Nothing is ever quite certain in life. Plans change. What you thought would be the greatest moment of your life can pale. What should have been drab might turn out to be stellar.
Before I met my husband, I thought I lived a spontaneous life. Back then I was living out of the back of my truck in the summer and dirt-bagging at my parent’s cabin at Crystal Mountain in winter. I didn’t earn much, but I didn’t need much. I was always ready at a moment’s notice for whatever adventure came my way.
Or so I thought.
After spending time with John–when I knew I might be falling in love with him–it was his spontaneity that most intrigued me. John lived like a man on a mission. He knew he would need a liver transplant someday. He figured it would be hard, and maybe he wouldn’t live through it. So he took every single moment and stretched, folded and rearranged it to its fullest.
We could all learn a lot from John. Not a single moment is wasted on this man.
When he first got sick, we expected to go to the Mayo Clinic for a few days and return home to await the transplant. Boy were we ever naive. We had no idea the challenge that lay ahead. The night after his first endoscopy, when I cancelled our flight home and prepared to hunker down near the eye of the storm, it was late in the day when I changed hotels.
We’d been staying at a place near the clinic–somewhere close to his doctor’s office, where we could make the daily appointment rounds as we joined the queue for organ donation and figured out the system. But something went wrong during that endoscopy.
He woke up, but didn’t rally. Where was my strong John? We had a flight to catch. We had a life to continue living back at home. And here he was, sick and hurting and telling me he wanted to stay in the hospital that night where they could look after him. He was transferred to the hospital by ambulance while I went to the hotel to check out and take a taxi to a place near him.
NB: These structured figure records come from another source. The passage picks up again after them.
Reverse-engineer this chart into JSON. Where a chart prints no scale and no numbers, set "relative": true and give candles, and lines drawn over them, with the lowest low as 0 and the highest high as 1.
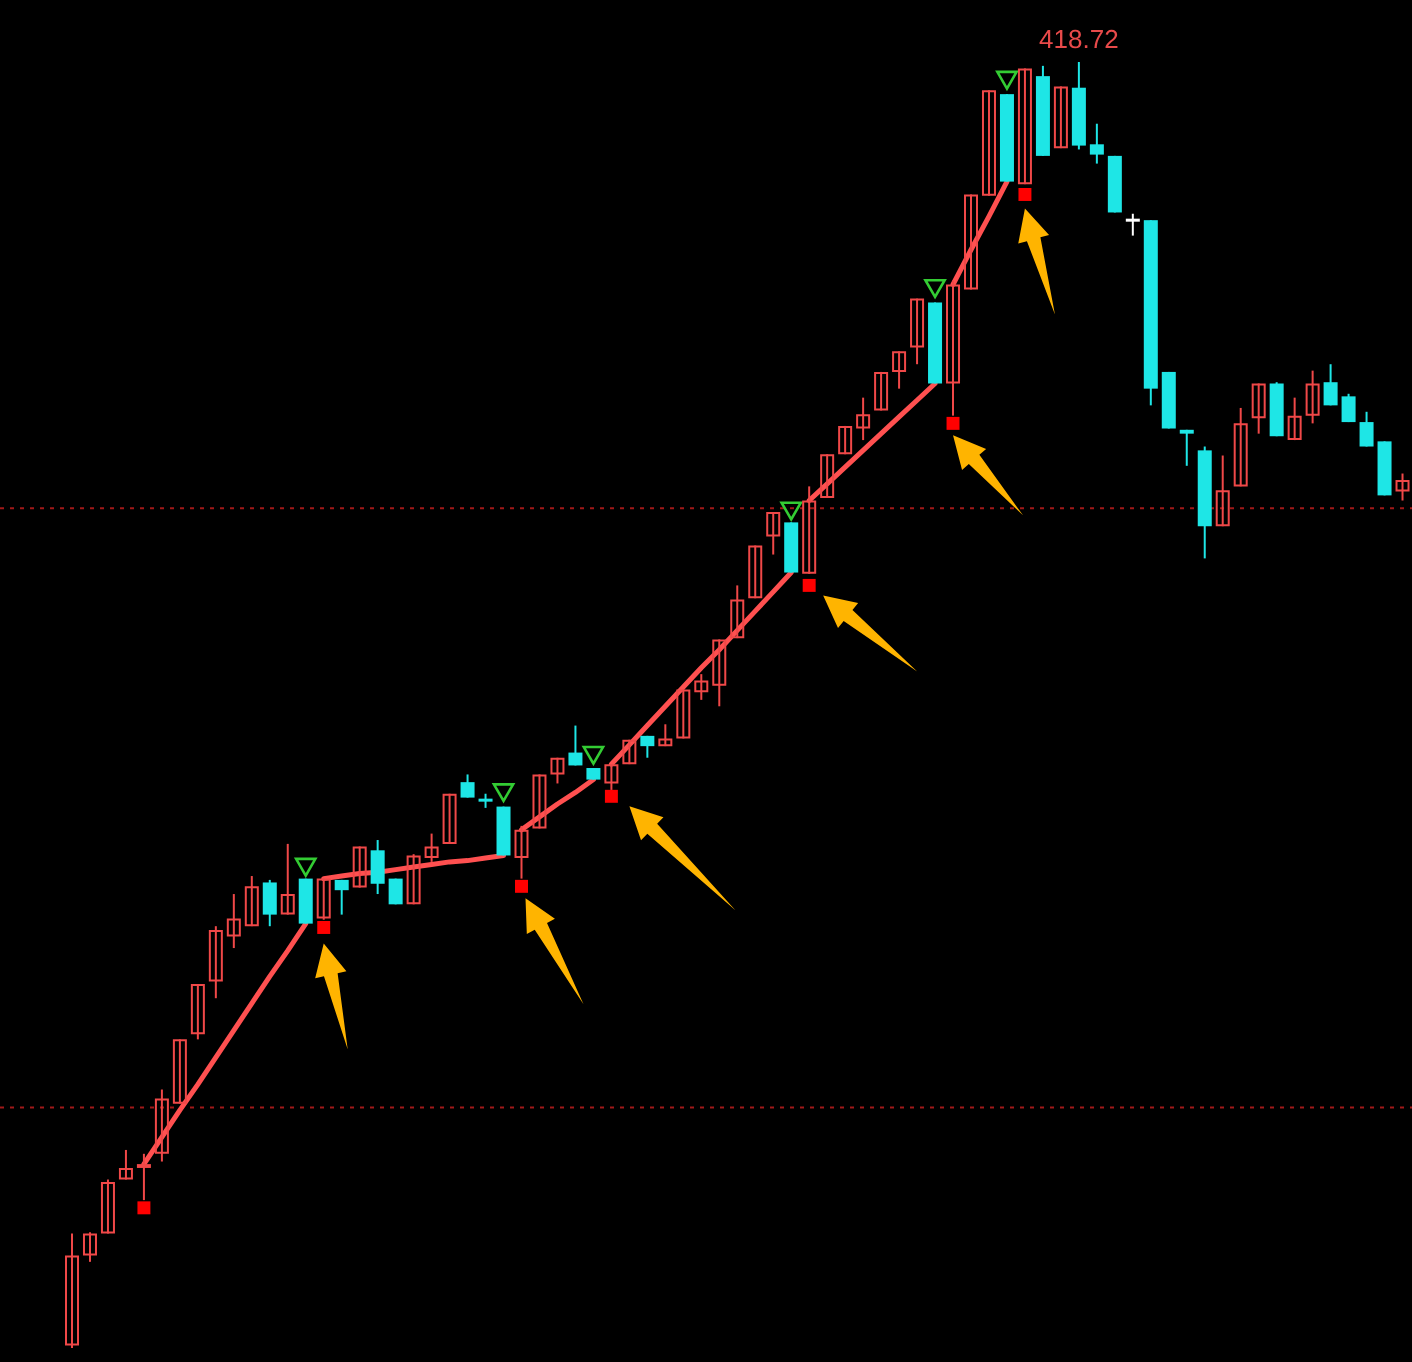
{
  "chart_data": {
    "type": "candlestick",
    "relative": true,
    "categories": [
      null,
      null,
      null,
      null,
      null,
      null,
      null,
      null,
      null,
      null,
      null,
      null,
      null,
      null,
      null,
      null,
      null,
      null,
      null,
      null,
      null,
      null,
      null,
      null,
      null,
      null,
      null,
      null,
      null,
      null,
      null,
      null,
      null,
      null,
      null,
      null,
      null,
      null,
      null,
      null,
      null,
      null,
      null,
      null,
      null,
      null,
      null,
      null,
      null,
      null,
      null,
      null,
      null,
      null,
      null,
      null,
      null,
      null,
      null,
      null,
      null,
      null,
      null,
      null,
      null,
      null,
      null,
      null,
      null,
      null,
      null,
      null,
      null,
      null,
      null
    ],
    "ohlc": [
      [
        0.002,
        0.089,
        0,
        0.072
      ],
      [
        0.072,
        0.09,
        0.067,
        0.089
      ],
      [
        0.089,
        0.131,
        0.089,
        0.129
      ],
      [
        0.131,
        0.154,
        0.131,
        0.14
      ],
      [
        0.14,
        0.151,
        0.115,
        0.143
      ],
      [
        0.151,
        0.201,
        0.145,
        0.194
      ],
      [
        0.19,
        0.24,
        0.19,
        0.24
      ],
      [
        0.244,
        0.283,
        0.24,
        0.283
      ],
      [
        0.285,
        0.328,
        0.272,
        0.325
      ],
      [
        0.32,
        0.353,
        0.311,
        0.334
      ],
      [
        0.328,
        0.367,
        0.328,
        0.359
      ],
      [
        0.362,
        0.364,
        0.328,
        0.337
      ],
      [
        0.337,
        0.392,
        0.337,
        0.353
      ],
      [
        0.365,
        0.365,
        0.33,
        0.33
      ],
      [
        0.334,
        0.365,
        0.333,
        0.365
      ],
      [
        0.364,
        0.364,
        0.337,
        0.356
      ],
      [
        0.358,
        0.39,
        0.358,
        0.39
      ],
      [
        0.387,
        0.395,
        0.353,
        0.361
      ],
      [
        0.365,
        0.365,
        0.345,
        0.345
      ],
      [
        0.345,
        0.384,
        0.345,
        0.383
      ],
      [
        0.381,
        0.4,
        0.378,
        0.39
      ],
      [
        0.392,
        0.431,
        0.392,
        0.431
      ],
      [
        0.44,
        0.446,
        0.428,
        0.428
      ],
      [
        0.426,
        0.431,
        0.42,
        0.426
      ],
      [
        0.421,
        0.421,
        0.383,
        0.383
      ],
      [
        0.381,
        0.406,
        0.365,
        0.403
      ],
      [
        0.404,
        0.446,
        0.404,
        0.446
      ],
      [
        0.446,
        0.459,
        0.439,
        0.459
      ],
      [
        0.463,
        0.484,
        0.453,
        0.453
      ],
      [
        0.451,
        0.451,
        0.442,
        0.442
      ],
      [
        0.439,
        0.454,
        0.434,
        0.454
      ],
      [
        0.454,
        0.473,
        0.454,
        0.473
      ],
      [
        0.476,
        0.476,
        0.459,
        0.468
      ],
      [
        0.468,
        0.485,
        0.468,
        0.474
      ],
      [
        0.474,
        0.512,
        0.474,
        0.512
      ],
      [
        0.51,
        0.524,
        0.504,
        0.519
      ],
      [
        0.515,
        0.551,
        0.499,
        0.551
      ],
      [
        0.552,
        0.593,
        0.552,
        0.582
      ],
      [
        0.583,
        0.624,
        0.583,
        0.624
      ],
      [
        0.631,
        0.65,
        0.617,
        0.65
      ],
      [
        0.642,
        0.642,
        0.603,
        0.603
      ],
      [
        0.602,
        0.67,
        0.602,
        0.659
      ],
      [
        0.661,
        0.695,
        0.661,
        0.695
      ],
      [
        0.695,
        0.717,
        0.695,
        0.717
      ],
      [
        0.715,
        0.739,
        0.706,
        0.726
      ],
      [
        0.729,
        0.759,
        0.729,
        0.759
      ],
      [
        0.759,
        0.775,
        0.746,
        0.775
      ],
      [
        0.778,
        0.816,
        0.765,
        0.816
      ],
      [
        0.813,
        0.813,
        0.75,
        0.75
      ],
      [
        0.75,
        0.83,
        0.725,
        0.827
      ],
      [
        0.823,
        0.897,
        0.823,
        0.897
      ],
      [
        0.896,
        0.978,
        0.896,
        0.978
      ],
      [
        0.975,
        0.975,
        0.907,
        0.907
      ],
      [
        0.905,
        0.995,
        0.905,
        0.995
      ],
      [
        0.989,
        0.997,
        0.927,
        0.927
      ],
      [
        0.933,
        0.981,
        0.933,
        0.981
      ],
      [
        0.98,
        1,
        0.932,
        0.935
      ],
      [
        0.936,
        0.952,
        0.921,
        0.928
      ],
      [
        0.927,
        0.927,
        0.883,
        0.883
      ],
      [
        0.877,
        0.882,
        0.865,
        0.877
      ],
      [
        0.877,
        0.877,
        0.733,
        0.746
      ],
      [
        0.759,
        0.759,
        0.715,
        0.715
      ],
      [
        0.714,
        0.714,
        0.686,
        0.711
      ],
      [
        0.698,
        0.701,
        0.614,
        0.639
      ],
      [
        0.639,
        0.694,
        0.639,
        0.667
      ],
      [
        0.67,
        0.731,
        0.67,
        0.719
      ],
      [
        0.723,
        0.75,
        0.711,
        0.75
      ],
      [
        0.75,
        0.751,
        0.709,
        0.709
      ],
      [
        0.706,
        0.739,
        0.706,
        0.725
      ],
      [
        0.725,
        0.76,
        0.719,
        0.75
      ],
      [
        0.751,
        0.765,
        0.733,
        0.733
      ],
      [
        0.74,
        0.742,
        0.72,
        0.72
      ],
      [
        0.72,
        0.728,
        0.701,
        0.701
      ],
      [
        0.705,
        0.705,
        0.663,
        0.663
      ],
      [
        0.666,
        0.68,
        0.659,
        0.675
      ]
    ],
    "colors": [
      "#f04848",
      "#f04848",
      "#f04848",
      "#f04848",
      "#f04848",
      "#f04848",
      "#f04848",
      "#f04848",
      "#f04848",
      "#f04848",
      "#f04848",
      "#1ee6e6",
      "#f04848",
      "#1ee6e6",
      "#f04848",
      "#1ee6e6",
      "#f04848",
      "#1ee6e6",
      "#1ee6e6",
      "#f04848",
      "#f04848",
      "#f04848",
      "#1ee6e6",
      "#1ee6e6",
      "#1ee6e6",
      "#f04848",
      "#f04848",
      "#f04848",
      "#1ee6e6",
      "#1ee6e6",
      "#f04848",
      "#f04848",
      "#1ee6e6",
      "#f04848",
      "#f04848",
      "#f04848",
      "#f04848",
      "#f04848",
      "#f04848",
      "#f04848",
      "#1ee6e6",
      "#f04848",
      "#f04848",
      "#f04848",
      "#f04848",
      "#f04848",
      "#f04848",
      "#f04848",
      "#1ee6e6",
      "#f04848",
      "#f04848",
      "#f04848",
      "#1ee6e6",
      "#f04848",
      "#1ee6e6",
      "#f04848",
      "#1ee6e6",
      "#1ee6e6",
      "#1ee6e6",
      "#ffffff",
      "#1ee6e6",
      "#1ee6e6",
      "#1ee6e6",
      "#1ee6e6",
      "#f04848",
      "#f04848",
      "#f04848",
      "#1ee6e6",
      "#f04848",
      "#f04848",
      "#1ee6e6",
      "#1ee6e6",
      "#1ee6e6",
      "#1ee6e6",
      "#f04848"
    ],
    "series": [
      {
        "type": "line",
        "color": "#ff5050",
        "values": [
          null,
          null,
          null,
          null,
          0.143,
          0.164,
          0.185,
          0.205,
          0.226,
          0.247,
          0.268,
          0.289,
          0.309,
          0.33,
          null,
          null,
          null,
          null,
          null,
          null,
          null,
          null,
          null,
          null,
          null,
          0.403,
          0.413,
          0.423,
          0.432,
          0.442,
          null,
          null,
          null,
          null,
          null,
          null,
          null,
          null,
          null,
          null,
          null,
          0.659,
          0.672,
          0.685,
          0.698,
          0.711,
          0.724,
          0.737,
          0.75,
          null,
          null,
          null,
          null,
          null,
          null,
          null,
          null,
          null,
          null,
          null,
          null,
          null,
          null,
          null,
          null,
          null,
          null,
          null,
          null,
          null,
          null,
          null,
          null,
          null,
          null
        ]
      },
      {
        "type": "line",
        "color": "#ff5050",
        "values": [
          null,
          null,
          null,
          null,
          null,
          null,
          null,
          null,
          null,
          null,
          null,
          null,
          null,
          null,
          0.365,
          0.367,
          0.369,
          0.37,
          0.372,
          0.374,
          0.376,
          0.378,
          0.379,
          0.381,
          0.383,
          null,
          null,
          null,
          null,
          null,
          0.454,
          0.469,
          0.484,
          0.499,
          0.514,
          0.529,
          0.543,
          0.558,
          0.573,
          0.588,
          0.603,
          null,
          null,
          null,
          null,
          null,
          null,
          null,
          null,
          0.827,
          0.854,
          0.88,
          0.907,
          null,
          null,
          null,
          null,
          null,
          null,
          null,
          null,
          null,
          null,
          null,
          null,
          null,
          null,
          null,
          null,
          null,
          null,
          null,
          null,
          null,
          null
        ]
      },
      {
        "type": "scatter",
        "color": "#ff0000",
        "marker": "square",
        "values": [
          null,
          null,
          null,
          null,
          0.109,
          null,
          null,
          null,
          null,
          null,
          null,
          null,
          null,
          null,
          0.327,
          null,
          null,
          null,
          null,
          null,
          null,
          null,
          null,
          null,
          null,
          0.359,
          null,
          null,
          null,
          null,
          0.429,
          null,
          null,
          null,
          null,
          null,
          null,
          null,
          null,
          null,
          null,
          0.593,
          null,
          null,
          null,
          null,
          null,
          null,
          null,
          0.719,
          null,
          null,
          null,
          0.897,
          null,
          null,
          null,
          null,
          null,
          null,
          null,
          null,
          null,
          null,
          null,
          null,
          null,
          null,
          null,
          null,
          null,
          null,
          null,
          null,
          null
        ]
      },
      {
        "type": "scatter",
        "color": "#33cc33",
        "marker": "triangle",
        "values": [
          null,
          null,
          null,
          null,
          null,
          null,
          null,
          null,
          null,
          null,
          null,
          null,
          null,
          0.376,
          null,
          null,
          null,
          null,
          null,
          null,
          null,
          null,
          null,
          null,
          0.434,
          null,
          null,
          null,
          null,
          0.463,
          null,
          null,
          null,
          null,
          null,
          null,
          null,
          null,
          null,
          null,
          0.653,
          null,
          null,
          null,
          null,
          null,
          null,
          null,
          0.826,
          null,
          null,
          null,
          0.988,
          null,
          null,
          null,
          null,
          null,
          null,
          null,
          null,
          null,
          null,
          null,
          null,
          null,
          null,
          null,
          null,
          null,
          null,
          null,
          null,
          null,
          null
        ]
      }
    ],
    "ref_lines": [
      {
        "axis": "y",
        "value": 0.653,
        "color": "#a01818",
        "line_style": "dotted"
      },
      {
        "axis": "y",
        "value": 0.187,
        "color": "#a01818",
        "line_style": "dotted"
      }
    ],
    "annotations": [
      "418.72"
    ]
  }
}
As I stood in the elevator, pushing two suitcases and wondering how he was doing back in his hospital room as I frantically changed our flight and hotel arrangements, another woman joined me on the next floor. She glanced at my bags, then at her watch. It was 6pm. She smiled. “It’s late to be checking out,” she said. She was trying to be nice.
I felt a sword in my throat. I knew that if I looked at her I would cry. If I even glanced in her general direction I would break down. This was all too soon. John and I had only been married a year. This liver transplant thing wasn’t supposed to happen yet. We needed a few good years. Our adventures had only started. I tried not to look at this woman, her shiny face a picture of Midwest kindness.
I lifted my chin slightly, my eyebrows making strident arches above my bloodshot eyes, and said, “change of plans.” But I wasn’t as brave and strong as I’d like to pretend I was. My voice wavered. My chest heaved. She knew enough to say she was sorry and to help me stare down the lighted buttons above the door.
As I exited that elevator and headed towards the taxi cabs waiting to transport loved ones with downcast eyes, the earth shifted below my feet. My plans had changed. Our plans. Things would never be the same.
And so when John texted me today to tell me that he’d changed plans and would indeed be joining me in Big Sky for a few days, I was thrilled. I’m here in Big Sky on my book tour and had planned on returning home tomorrow. But not so. My spontaneous husband is now joining me here.
That is the miracle: that my husband is still alive and that we are still being spontaneous. When I say that I’m grateful for every single day I have with him, I’m not kidding. I really am.